1) Najczęściej o długości ePenisa. 'Jestem ten i ten, zrobiłem dla ePolski to i to. W kongresie byłem tyle, a tyle razy. I nie opuściłem żadnego głosowania!' Tak, z pewnością robi to wrażenie. Negatywne. Bo to oznacza, że raczej nasz kandydat nie chce zrobić miejsca dla 'nowych', chętnych do zmian. Czy nie uważacie, Panie i Panowie, że już może czas pozwolić napłynąć świeżej krwi, tam gdzie jest ona potrzebna? Jeśli Wy nie macie tyle wyobraźni aby cokolwiek zmienić w ePolsce, to może ‘nowi’ będą mieli?

2) Oczywistą kwestią jest, że sprzedawanie obywatelstw jest złe. Oczywistą kwestią jest, że ów kandydat nigdy nie sprzedał żadnego obywatelstwa, ba!, nigdy nawet nie dał obywatelstwa koledze. Przecież to nie przystoi. Zaciekawił mnie pewien fragment pewnej PM'ki, który brzmi: „Opowiadam się za jak najwyższym karaniem osób, które sprzedają obywatelstwa.”. Oczywiście pominięto kwestię, że nie ma żadnego sposobu aby tą karę nałożyć, oprócz dobrej woli oskarżonego.

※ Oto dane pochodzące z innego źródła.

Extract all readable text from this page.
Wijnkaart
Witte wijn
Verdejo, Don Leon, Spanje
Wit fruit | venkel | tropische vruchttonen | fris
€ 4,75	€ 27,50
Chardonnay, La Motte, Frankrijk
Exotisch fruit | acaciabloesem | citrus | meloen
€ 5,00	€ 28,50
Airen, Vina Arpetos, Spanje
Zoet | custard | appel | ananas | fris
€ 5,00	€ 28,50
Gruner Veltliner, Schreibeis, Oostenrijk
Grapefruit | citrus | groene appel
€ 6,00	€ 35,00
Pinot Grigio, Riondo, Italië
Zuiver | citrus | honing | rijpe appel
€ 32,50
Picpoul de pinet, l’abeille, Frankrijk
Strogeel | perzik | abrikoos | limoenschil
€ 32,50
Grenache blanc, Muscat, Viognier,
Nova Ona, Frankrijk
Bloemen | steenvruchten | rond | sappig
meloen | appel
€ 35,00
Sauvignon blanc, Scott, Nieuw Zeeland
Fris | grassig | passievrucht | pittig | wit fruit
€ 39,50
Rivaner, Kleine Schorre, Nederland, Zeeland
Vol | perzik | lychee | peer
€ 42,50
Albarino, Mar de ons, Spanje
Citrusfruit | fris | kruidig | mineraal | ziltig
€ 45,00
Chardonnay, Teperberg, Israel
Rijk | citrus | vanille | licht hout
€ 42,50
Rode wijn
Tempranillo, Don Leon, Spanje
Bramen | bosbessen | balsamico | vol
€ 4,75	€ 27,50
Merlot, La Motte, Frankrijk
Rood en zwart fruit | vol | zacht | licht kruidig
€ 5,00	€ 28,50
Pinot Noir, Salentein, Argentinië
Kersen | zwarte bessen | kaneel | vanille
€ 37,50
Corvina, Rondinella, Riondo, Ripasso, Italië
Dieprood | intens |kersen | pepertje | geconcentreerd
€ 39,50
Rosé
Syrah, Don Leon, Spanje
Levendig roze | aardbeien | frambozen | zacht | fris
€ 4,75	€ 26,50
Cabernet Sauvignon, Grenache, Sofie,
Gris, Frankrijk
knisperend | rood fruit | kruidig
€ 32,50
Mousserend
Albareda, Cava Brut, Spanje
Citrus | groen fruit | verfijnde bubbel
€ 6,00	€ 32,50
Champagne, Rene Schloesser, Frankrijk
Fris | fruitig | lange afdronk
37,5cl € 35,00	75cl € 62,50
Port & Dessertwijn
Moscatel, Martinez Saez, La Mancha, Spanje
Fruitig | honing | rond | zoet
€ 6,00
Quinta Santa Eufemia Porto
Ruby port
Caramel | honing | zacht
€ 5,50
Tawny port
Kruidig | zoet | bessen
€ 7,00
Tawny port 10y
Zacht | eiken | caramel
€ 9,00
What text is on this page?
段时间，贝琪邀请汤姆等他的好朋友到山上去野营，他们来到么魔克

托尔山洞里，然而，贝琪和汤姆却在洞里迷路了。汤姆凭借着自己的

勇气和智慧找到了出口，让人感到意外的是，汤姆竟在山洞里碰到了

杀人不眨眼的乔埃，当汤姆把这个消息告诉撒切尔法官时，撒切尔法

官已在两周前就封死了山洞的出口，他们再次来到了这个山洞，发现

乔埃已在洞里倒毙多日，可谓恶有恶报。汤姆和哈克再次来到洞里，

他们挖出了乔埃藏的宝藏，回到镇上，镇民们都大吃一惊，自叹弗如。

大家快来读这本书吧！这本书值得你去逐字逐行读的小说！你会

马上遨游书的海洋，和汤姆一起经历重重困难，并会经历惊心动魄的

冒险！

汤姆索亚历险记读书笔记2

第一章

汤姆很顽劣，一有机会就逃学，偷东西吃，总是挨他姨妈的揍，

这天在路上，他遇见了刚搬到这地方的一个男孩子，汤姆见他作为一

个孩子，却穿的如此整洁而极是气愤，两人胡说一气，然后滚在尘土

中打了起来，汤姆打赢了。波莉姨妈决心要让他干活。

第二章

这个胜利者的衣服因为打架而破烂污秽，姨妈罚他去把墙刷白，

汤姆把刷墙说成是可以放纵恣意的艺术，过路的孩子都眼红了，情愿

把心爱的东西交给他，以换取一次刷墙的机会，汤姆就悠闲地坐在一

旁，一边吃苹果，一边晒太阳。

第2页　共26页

3) Niektórzy, co sprytniejsi próbują podejść do tematu bardziej inteligentnie. Jednocześnie obiecują „solidną pracę”, z drugiej strony ‘trochę’ przyznają, że Kongres ma małe znaczenie. Trochę, bo przecież nikt nie jest na tyle bezczelny (i prawdomówny zarazem), aby powiedzieć że staruje do kongresu tylko dla medalika. Myślę, iż musimy skończyć z kongresowymi dinozaurami, nic już nie wnoszącymi do gry. W idealnym przypadku, zaistniała by równość: Idziesz do kongresu = chcesz coś zmienić. Dzisiaj wygląda ona mniej więcej tak: Idziesz do kongresu = nic nie chcesz zmienić. Idąc dalej tym tropem z ludzi idiotów, zdażył się rodzynek linkujący do prezentacji napisanej jakieś 9 miesięcy temu. Jak widać niewiele się zmieniło od tamtego czasu, wystarczy tylko wyedytować miesiąc i 'prezentacja' gotowa!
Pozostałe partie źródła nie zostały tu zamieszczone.